R. L., 2183 to 2188, inclusive, were incorporated into the Revised Statutes of 1839. As there enacted the. provision quoted was confined to heirs who receive that portion of the estate not disposed of by will, as set forth in the last sentence of R. L., 2183. There seems to be no provision in the statutes by which a creditor of an estate duly and legally distributed under the statutes of this state to the heirs-at-law is given a remedy either at law or in equity. It seems to have been assumed that such estates would be-so settled that all creditors would be legally barred from presenting their claims.
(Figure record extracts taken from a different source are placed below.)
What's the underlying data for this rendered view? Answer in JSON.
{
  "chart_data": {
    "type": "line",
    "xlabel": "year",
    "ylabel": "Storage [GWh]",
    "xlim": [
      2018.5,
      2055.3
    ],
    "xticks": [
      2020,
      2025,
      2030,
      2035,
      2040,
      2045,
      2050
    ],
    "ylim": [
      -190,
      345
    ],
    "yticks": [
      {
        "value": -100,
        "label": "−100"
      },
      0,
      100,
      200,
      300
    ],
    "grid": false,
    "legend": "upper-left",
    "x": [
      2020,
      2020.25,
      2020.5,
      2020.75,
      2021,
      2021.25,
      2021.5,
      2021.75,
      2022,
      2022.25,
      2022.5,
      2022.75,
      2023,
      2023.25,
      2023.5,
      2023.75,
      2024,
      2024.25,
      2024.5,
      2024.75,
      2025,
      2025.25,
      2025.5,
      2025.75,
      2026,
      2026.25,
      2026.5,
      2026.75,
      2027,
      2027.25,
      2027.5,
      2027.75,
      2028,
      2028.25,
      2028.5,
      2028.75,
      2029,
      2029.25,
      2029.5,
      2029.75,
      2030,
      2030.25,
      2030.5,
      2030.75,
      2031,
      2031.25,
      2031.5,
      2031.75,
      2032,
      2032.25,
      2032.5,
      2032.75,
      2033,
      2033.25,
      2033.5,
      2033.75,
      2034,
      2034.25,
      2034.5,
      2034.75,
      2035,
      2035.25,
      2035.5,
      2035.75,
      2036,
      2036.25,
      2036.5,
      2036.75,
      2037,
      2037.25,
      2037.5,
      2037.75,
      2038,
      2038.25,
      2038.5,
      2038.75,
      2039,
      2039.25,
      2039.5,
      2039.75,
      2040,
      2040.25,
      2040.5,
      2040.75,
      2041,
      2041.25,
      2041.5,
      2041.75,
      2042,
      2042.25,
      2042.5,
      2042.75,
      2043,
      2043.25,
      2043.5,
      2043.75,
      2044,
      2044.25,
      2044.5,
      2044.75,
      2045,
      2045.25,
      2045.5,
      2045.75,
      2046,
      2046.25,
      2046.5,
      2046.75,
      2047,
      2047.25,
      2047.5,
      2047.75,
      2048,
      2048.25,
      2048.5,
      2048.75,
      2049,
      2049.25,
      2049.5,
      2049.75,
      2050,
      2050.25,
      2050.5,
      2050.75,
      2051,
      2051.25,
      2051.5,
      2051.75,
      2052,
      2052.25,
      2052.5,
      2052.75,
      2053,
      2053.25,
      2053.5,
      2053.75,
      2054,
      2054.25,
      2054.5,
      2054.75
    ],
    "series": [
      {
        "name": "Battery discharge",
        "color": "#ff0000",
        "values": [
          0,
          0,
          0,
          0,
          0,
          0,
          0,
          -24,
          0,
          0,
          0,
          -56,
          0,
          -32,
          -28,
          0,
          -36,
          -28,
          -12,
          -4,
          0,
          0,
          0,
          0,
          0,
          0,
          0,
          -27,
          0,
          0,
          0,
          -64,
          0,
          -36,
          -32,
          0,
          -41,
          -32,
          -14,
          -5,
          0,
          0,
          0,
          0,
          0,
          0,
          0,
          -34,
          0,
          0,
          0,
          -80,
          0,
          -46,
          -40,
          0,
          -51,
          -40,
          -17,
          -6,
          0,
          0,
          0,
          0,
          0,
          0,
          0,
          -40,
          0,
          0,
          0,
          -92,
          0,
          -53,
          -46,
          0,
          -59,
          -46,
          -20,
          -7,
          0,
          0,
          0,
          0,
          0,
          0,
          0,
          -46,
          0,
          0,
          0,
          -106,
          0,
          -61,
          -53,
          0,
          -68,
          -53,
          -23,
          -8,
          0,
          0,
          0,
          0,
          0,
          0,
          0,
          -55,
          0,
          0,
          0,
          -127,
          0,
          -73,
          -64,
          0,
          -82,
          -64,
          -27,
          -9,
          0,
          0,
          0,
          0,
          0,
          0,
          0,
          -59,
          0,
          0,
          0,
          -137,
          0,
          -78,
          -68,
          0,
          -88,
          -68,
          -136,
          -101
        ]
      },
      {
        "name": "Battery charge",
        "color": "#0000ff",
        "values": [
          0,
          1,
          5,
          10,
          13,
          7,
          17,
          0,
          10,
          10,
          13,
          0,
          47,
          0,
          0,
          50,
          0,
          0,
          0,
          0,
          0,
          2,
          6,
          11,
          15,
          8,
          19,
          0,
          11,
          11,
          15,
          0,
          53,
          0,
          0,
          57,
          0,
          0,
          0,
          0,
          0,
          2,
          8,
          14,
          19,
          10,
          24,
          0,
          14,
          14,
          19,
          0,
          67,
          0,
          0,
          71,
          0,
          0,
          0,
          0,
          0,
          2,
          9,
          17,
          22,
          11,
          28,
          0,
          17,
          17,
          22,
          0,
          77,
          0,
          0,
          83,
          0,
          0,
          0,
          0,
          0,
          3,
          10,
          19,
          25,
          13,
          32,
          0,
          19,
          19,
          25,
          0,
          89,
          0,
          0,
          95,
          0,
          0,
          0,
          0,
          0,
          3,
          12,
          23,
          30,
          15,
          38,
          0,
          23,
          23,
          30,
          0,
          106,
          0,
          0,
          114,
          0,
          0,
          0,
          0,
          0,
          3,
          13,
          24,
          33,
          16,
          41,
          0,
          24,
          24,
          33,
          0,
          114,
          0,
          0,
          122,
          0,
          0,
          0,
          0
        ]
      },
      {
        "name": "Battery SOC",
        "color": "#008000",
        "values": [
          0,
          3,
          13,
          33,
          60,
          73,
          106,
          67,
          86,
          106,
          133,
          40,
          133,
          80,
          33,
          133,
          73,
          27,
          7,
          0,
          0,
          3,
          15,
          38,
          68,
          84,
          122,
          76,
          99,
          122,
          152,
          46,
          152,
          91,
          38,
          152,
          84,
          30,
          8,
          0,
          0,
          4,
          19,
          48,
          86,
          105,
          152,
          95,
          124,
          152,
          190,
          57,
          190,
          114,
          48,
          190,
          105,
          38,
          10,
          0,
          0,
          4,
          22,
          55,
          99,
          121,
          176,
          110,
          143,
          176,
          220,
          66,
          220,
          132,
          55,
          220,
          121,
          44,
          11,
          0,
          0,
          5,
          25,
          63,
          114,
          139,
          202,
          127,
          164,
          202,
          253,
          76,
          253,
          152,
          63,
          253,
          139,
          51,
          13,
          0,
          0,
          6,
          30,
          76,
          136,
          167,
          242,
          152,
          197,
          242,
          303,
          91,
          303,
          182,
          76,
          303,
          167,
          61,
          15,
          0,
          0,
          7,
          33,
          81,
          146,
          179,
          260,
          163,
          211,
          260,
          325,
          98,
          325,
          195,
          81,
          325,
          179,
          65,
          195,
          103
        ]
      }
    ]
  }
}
Yet R. L., 2182, charges an estate with the payment of the debts against it; first, out of the personal estate, and then out of the real estate. Nor can the debtor, by his will, convey away his estate so that it cannot be taken for such payment. Dunbar v. Dunbar Exrs., 3 Vt. 472. This charge may be established and asserted in equity by pursuing the property of the estate, if it has been distributed by a decree of the probate court without due and legal administration. If due administration on the estate of Lurena A. Hudson has been defeated by honestly and mistakenly, or fraudulently representing to the probate court that there were no debts due from her at her decease, and for that reason no commissioners were appointed, or if for any other reason the estate was not lawfully settled and distributed, on the authority of Dickey v. Corliss, 41 Vt. 127, the orator may be entitled to relief in equity. His bill proceeds upon the basis that his claim against the estate of Lurena A. Hudson was contingent at her decease and during the settlement of her estate. But the facts set forth and *485■ admitted do not sustain this view. If the orator can have any relief, it must be on the ground that the estate of Lurena A. Hudson has not been duly and legally administered and distributed, so as to bar the orator’s claim. To maintain the bill on this basis it must be amended and the proceedings taken in the settlement and distribution of the estate of Lurena A. Hudson must be set forth, so that the court may see wherein those proceedings were not in due course and failed to bar the orator’s claim. As the demurrer was interposed to obtain the views of the court upon the relative rights of the parties, we have- considered more fully than we otherwise should, the circumstances under which the orator may be entitled to relief.

Decree affirmed and cause remanded.

Start, J., being engaged in county court, did not sit.